Suggestion Remove Old installs from public view

[Adam H]

This morning I got a lovely email from Taz saying my premium membership had expired................I havent had a premium for years and then realised the email was entitled "admin extra". Clicking the link nicely lead me to your pre-imported Admin Extra install which among all things has brivium addons installed.

The install also seems to be running older versions of XF, since its located in a /old_sites/ folder it would it also be safe to assume there is more scripts, maybe from the other couple of boards which were imported into TAZ ?

Regardless not good form to leave old scripts full active and out of date in publicly accessible folders....................especially when they contain user data and have clearly suspect addons installed. Whether they are blocked off from search engines and directory indexing or not , as you can see that isnt fool proof since I found it.

Link removed ( by Me ) now people are aware of it.

 

[Lisa]

Weird. I'm sure that was htaccess protected a little while ago.

 

[Danielx64]

*takes a sticky beek*

 

[doubt]

Admin Extra install which among all things has brivium addons installed.

Made in 2016?
XenForo Add-ons by Brivium ™ © 2012-2016 Brivium LLC.

 

[Adam H]

Made in 2016?
XenForo Add-ons by Brivium ™ © 2012-2016 Brivium LLC.

Probably an automated date stamp to keep things current.

 

[ozzy47]

Probably an automated date stamp to keep things current.

That would be my guess, I done something like that in addons before.

 

[Adam H]

That would be my guess, I done something like that in addons before.

Fairly common practice I think, makes total sense

 

[doubt]

Probably an automated date stamp to keep things current.

In the bottom of the screen:
Forum software by XenForo™ ©2010-2014 XenForo Ltd.
Brivium updated automagically, XenForo left out?

 

[Adam H]

Automated date stamp, i.e using current year as the last year entry. Xenforo obviously doesnt ( or didnt ) do that and since its an old install in that directory Its showing the dates of which that version represents.

 

[Lisa]

I don't have server access, so it's down to The Sandman or MattW.

 

[Danielx64]

I don't have server access, so it's down to The Sandman or MattW.
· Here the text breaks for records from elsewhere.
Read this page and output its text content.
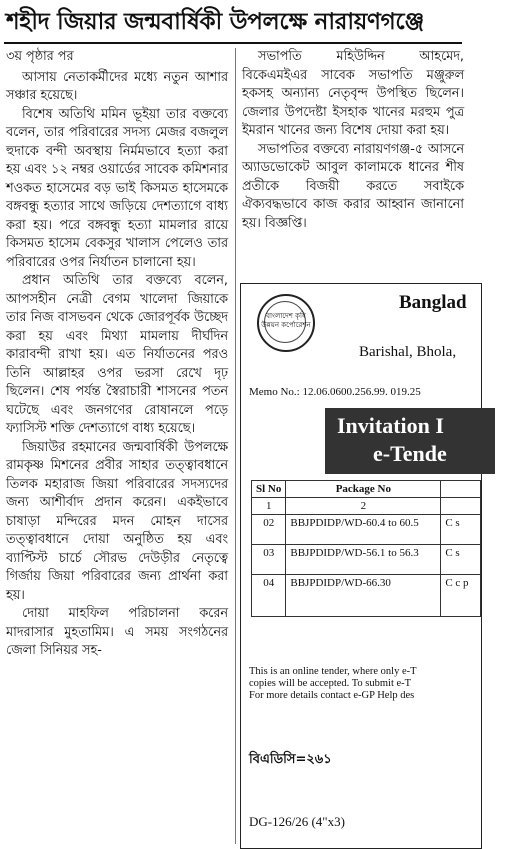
শহীদ জিয়ার জন্মবার্ষিকী উপলক্ষে নারায়ণগঞ্জে

৩য় পৃষ্ঠার পর

আসায় নেতাকর্মীদের মধ্যে নতুন আশার সঞ্চার হয়েছে।

বিশেষ অতিথি মমিন ভূইয়া তার বক্তব্যে বলেন, তার পরিবারের সদস্য মেজর বজলুল হুদাকে বন্দী অবস্থায় নির্মমভাবে হত্যা করা হয় এবং ১২ নম্বর ওয়ার্ডের সাবেক কমিশনার শওকত হাসেমের বড় ভাই কিসমত হাসেমকে বঙ্গবন্ধু হত্যার সাথে জড়িয়ে দেশত্যাগে বাধ্য করা হয়। পরে বঙ্গবন্ধু হত্যা মামলার রায়ে কিসমত হাসেম বেকসুর খালাস পেলেও তার পরিবারের ওপর নির্যাতন চালানো হয়।

প্রধান অতিথি তার বক্তব্যে বলেন, আপসহীন নেত্রী বেগম খালেদা জিয়াকে তার নিজ বাসভবন থেকে জোরপূর্বক উচ্ছেদ করা হয় এবং মিথ্যা মামলায় দীর্ঘদিন কারাবন্দী রাখা হয়। এত নির্যাতনের পরও তিনি আল্লাহর ওপর ভরসা রেখে দৃঢ় ছিলেন। শেষ পর্যন্ত স্বৈরাচারী শাসনের পতন ঘটেছে এবং জনগণের রোষানলে পড়ে ফ্যাসিস্ট শক্তি দেশত্যাগে বাধ্য হয়েছে।

জিয়াউর রহমানের জন্মবার্ষিকী উপলক্ষে রামকৃষ্ণ মিশনের প্রবীর সাহার তত্ত্বাবধানে তিলক মহারাজ জিয়া পরিবারের সদস্যদের জন্য আশীর্বাদ প্রদান করেন। একইভাবে চাষাড়া মন্দিরের মদন মোহন দাসের তত্ত্বাবধানে দোয়া অনুষ্ঠিত হয় এবং ব্যাপ্টিস্ট চার্চে সৌরভ দেউড়ীর নেতৃত্বে গির্জায় জিয়া পরিবারের জন্য প্রার্থনা করা হয়।

দোয়া মাহফিল পরিচালনা করেন মাদরাসার মুহতামিম। এ সময় সংগঠনের জেলা সিনিয়র সহ-

সভাপতি মহিউদ্দিন আহমেদ, বিকেএমইএর সাবেক সভাপতি মঞ্জুরুল হকসহ অন্যান্য নেতৃবৃন্দ উপস্থিত ছিলেন। জেলার উপদেষ্টা ইসহাক খানের মরহুম পুত্র ইমরান খানের জন্য বিশেষ দোয়া করা হয়।

সভাপতির বক্তব্যে নারায়ণগঞ্জ-৫ আসনে অ্যাডভোকেট আবুল কালামকে ধানের শীষ প্রতীকে বিজয়ী করতে সবাইকে ঐক্যবদ্ধভাবে কাজ করার আহ্বান জানানো হয়। বিজ্ঞপ্তি।

বাংলাদেশ কৃষি উন্নয়ন কর্পোরেশন
Banglad
Barishal, Bhola,
Memo No.: 12.06.0600.256.99. 019.25
Invitation I
e-Tende
Sl No	Package No	
1	2	
02	BBJPDIDP/WD-60.4 to 60.5	C s
03	BBJPDIDP/WD-56.1 to 56.3	C s
04	BBJPDIDP/WD-66.30	C c p
This is an online tender, where only e-T
copies will be accepted. To submit e-T
For more details contact e-GP Help des
বিএডিসি=২৬১
DG-126/26 (4"x3)
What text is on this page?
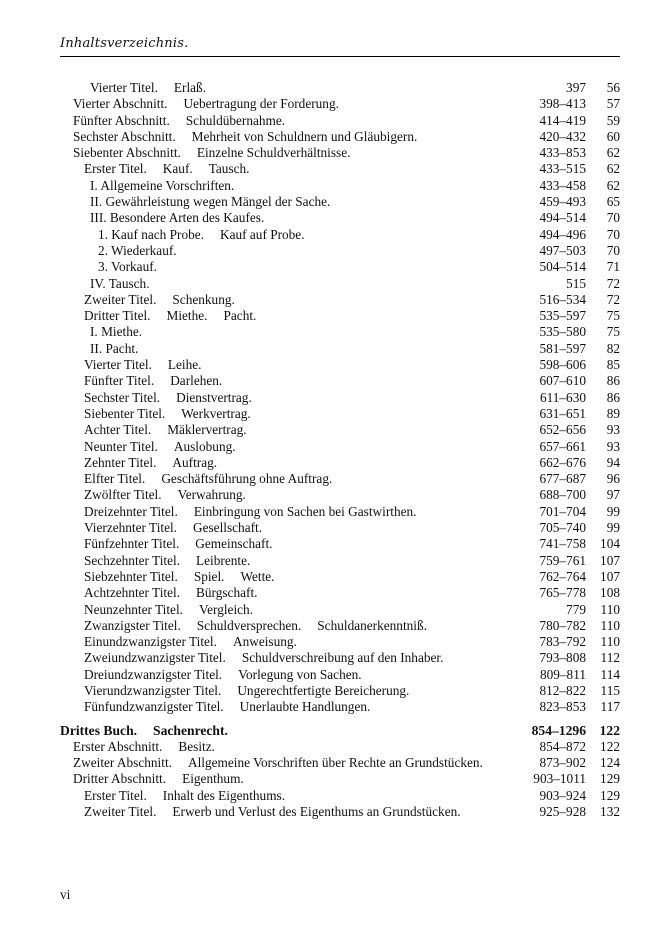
Inhaltsverzeichnis.
Vierter Titel. Erlaß.	397	56
Vierter Abschnitt. Uebertragung der Forderung.	398–413	57
Fünfter Abschnitt. Schuldübernahme.	414–419	59
Sechster Abschnitt. Mehrheit von Schuldnern und Gläubigern.	420–432	60
Siebenter Abschnitt. Einzelne Schuldverhältnisse.	433–853	62
Erster Titel. Kauf. Tausch.	433–515	62
I. Allgemeine Vorschriften.	433–458	62
II. Gewährleistung wegen Mängel der Sache.	459–493	65
III. Besondere Arten des Kaufes.	494–514	70
1. Kauf nach Probe. Kauf auf Probe.	494–496	70
2. Wiederkauf.	497–503	70
3. Vorkauf.	504–514	71
IV. Tausch.	515	72
Zweiter Titel. Schenkung.	516–534	72
Dritter Titel. Miethe. Pacht.	535–597	75
I. Miethe.	535–580	75
II. Pacht.	581–597	82
Vierter Titel. Leihe.	598–606	85
Fünfter Titel. Darlehen.	607–610	86
Sechster Titel. Dienstvertrag.	611–630	86
Siebenter Titel. Werkvertrag.	631–651	89
Achter Titel. Mäklervertrag.	652–656	93
Neunter Titel. Auslobung.	657–661	93
Zehnter Titel. Auftrag.	662–676	94
Elfter Titel. Geschäftsführung ohne Auftrag.	677–687	96
Zwölfter Titel. Verwahrung.	688–700	97
Dreizehnter Titel. Einbringung von Sachen bei Gastwirthen.	701–704	99
Vierzehnter Titel. Gesellschaft.	705–740	99
Fünfzehnter Titel. Gemeinschaft.	741–758	104
Sechzehnter Titel. Leibrente.	759–761	107
Siebzehnter Titel. Spiel. Wette.	762–764	107
Achtzehnter Titel. Bürgschaft.	765–778	108
Neunzehnter Titel. Vergleich.	779	110
Zwanzigster Titel. Schuldversprechen. Schuldanerkenntniß.	780–782	110
Einundzwanzigster Titel. Anweisung.	783–792	110
Zweiundzwanzigster Titel. Schuldverschreibung auf den Inhaber.	793–808	112
Dreiundzwanzigster Titel. Vorlegung von Sachen.	809–811	114
Vierundzwanzigster Titel. Ungerechtfertigte Bereicherung.	812–822	115
Fünfundzwanzigster Titel. Unerlaubte Handlungen.	823–853	117
Drittes Buch. Sachenrecht.	854–1296	122
Erster Abschnitt. Besitz.	854–872	122
Zweiter Abschnitt. Allgemeine Vorschriften über Rechte an Grundstücken.	873–902	124
Dritter Abschnitt. Eigenthum.	903–1011	129
Erster Titel. Inhalt des Eigenthums.	903–924	129
Zweiter Titel. Erwerb und Verlust des Eigenthums an Grundstücken.	925–928	132
vi
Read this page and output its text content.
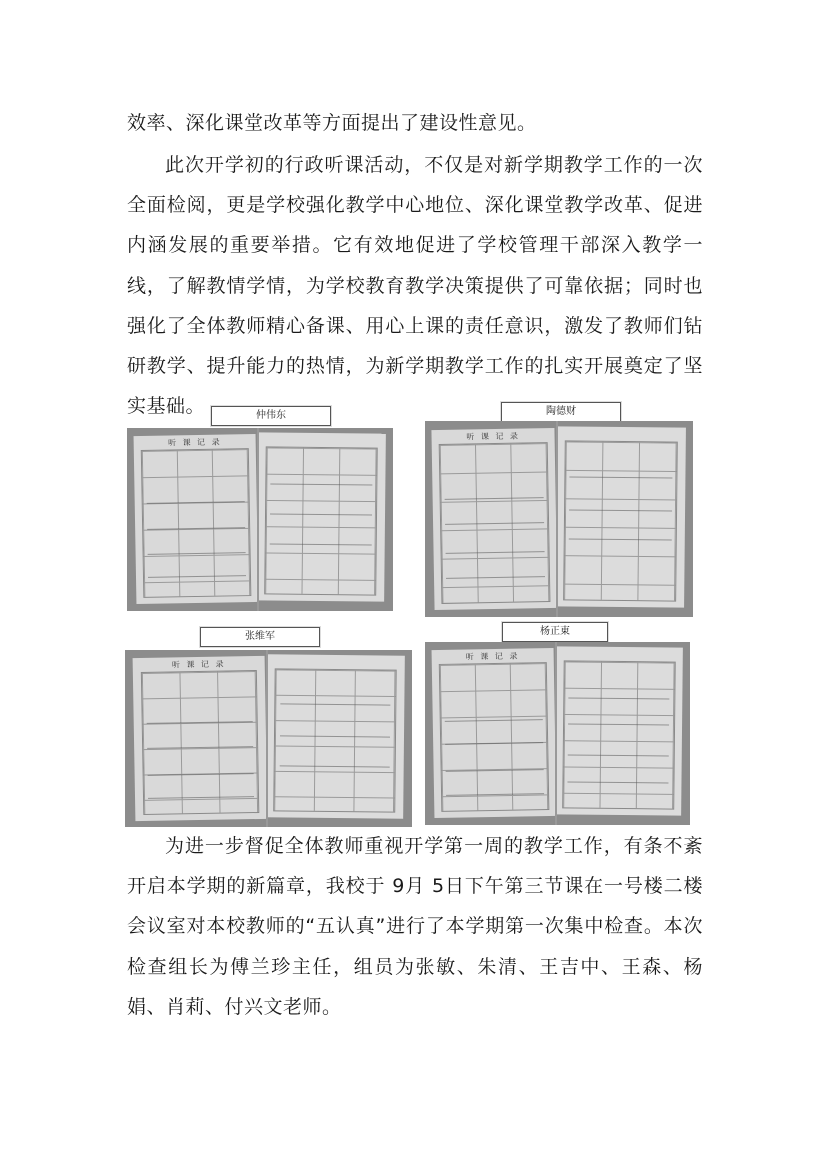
效率、深化课堂改革等方面提出了建设性意见。

此次开学初的行政听课活动，不仅是对新学期教学工作的一次全面检阅，更是学校强化教学中心地位、深化课堂教学改革、促进内涵发展的重要举措。它有效地促进了学校管理干部深入教学一线，了解教情学情，为学校教育教学决策提供了可靠依据；同时也强化了全体教师精心备课、用心上课的责任意识，激发了教师们钻研教学、提升能力的热情，为新学期教学工作的扎实开展奠定了坚实基础。	仲伟东
听 课 记 录
陶德财
听 课 记 录
张维军
听 课 记 录
杨正東
听 课 记 录

为进一步督促全体教师重视开学第一周的教学工作，有条不紊开启本学期的新篇章，我校于 9月 5日下午第三节课在一号楼二楼会议室对本校教师的“五认真”进行了本学期第一次集中检查。本次检查组长为傅兰珍主任，组员为张敏、朱清、王吉中、王森、杨娟、肖莉、付兴文老师。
Something else, may want to hide the link, I don't think that there any robots.txt file blocking access to it

 

[Adam H]

Something else, may want to hide the link, I don't think that there any robots.txt file blocking access to it

The install has noindex tag so it wont get indexed.

 

[Danielx64]

The install has noindex tag so it wont get indexed.

That's alright then

 

[Adam H]

Ive removed the link from my post anyway, just incase someone tries their luck.

 

[Digital Phoenix]

Ive removed the link from my post anyway, just incase someone tries their luck.

I think the more concerning issue is that it still has brivium mods installed.

 

[Adam H]

I think the more concerning issue is that it still has brivium mods installed.

Cant remember exactly when Adex was migrated into Taz but at a guess id have to say it was a couple of years ago ? If nothing has been updated since then there could be a host of vulnerabilities its open to brivium or no brivium ( just speculating, not 100% sure of the version but its old I know that ).

 

[Adam H]

No official explanation as to why everything was left vulnerable and easily accessible then or a thanks for making us aware instead of leaving it to rot further ? I get the feeling this has become a "sssshhh don't move, they might not see us" situation and its been brushed aside. You've got off lightly I think ......With the outrage of previous hacks and data leaks im surprised more members haven't raised concerns and asked for reasoning why this wasnt picked up when you "last tightened security" , that's a pretty fookin big lapse if you ask me..................almost as big as allowing 30 admins full permissions ( **please note 30 is an exaggeration but it adds weight to the statement so ill use it anyway )

All jokes aside, No comments what so ever from anyone in the know ? how this could possibly be left....... its yet again a neglectful act for member data, If you had been located in the UK I'm sure the ICO would have been informed by now with lessons on how to handle personal data.

Note im not trying to make a big thing of this, but I kind of did expect some kind of statement/reassurance.

 

[mysiteguy]

Not a criticism, just a suggestion for anyone reporting possible security issues in the future:

I suggest reporting possible security issues privately first, to give the party notified a chance to deal with it before exposing it to the public. Then once it is addressed, report it publicly if the party fails to report it (or fix it).​

That's how I handled it when I found SQL injection security issues in some big name paid VB plugins.

 

[Danielx64]

On a slightly different matter does anyone think that those sites were used to hack into the main current site?

Also does it have to be the owner who located in the UK? Other admins could be held accountable or not?

And who put the server on fire? Been getting gateway error for quite some time.

 

[doubt]

almost as big as allowing 30 admins full permissions

Only 29, one has left the building because of the Brivium saga.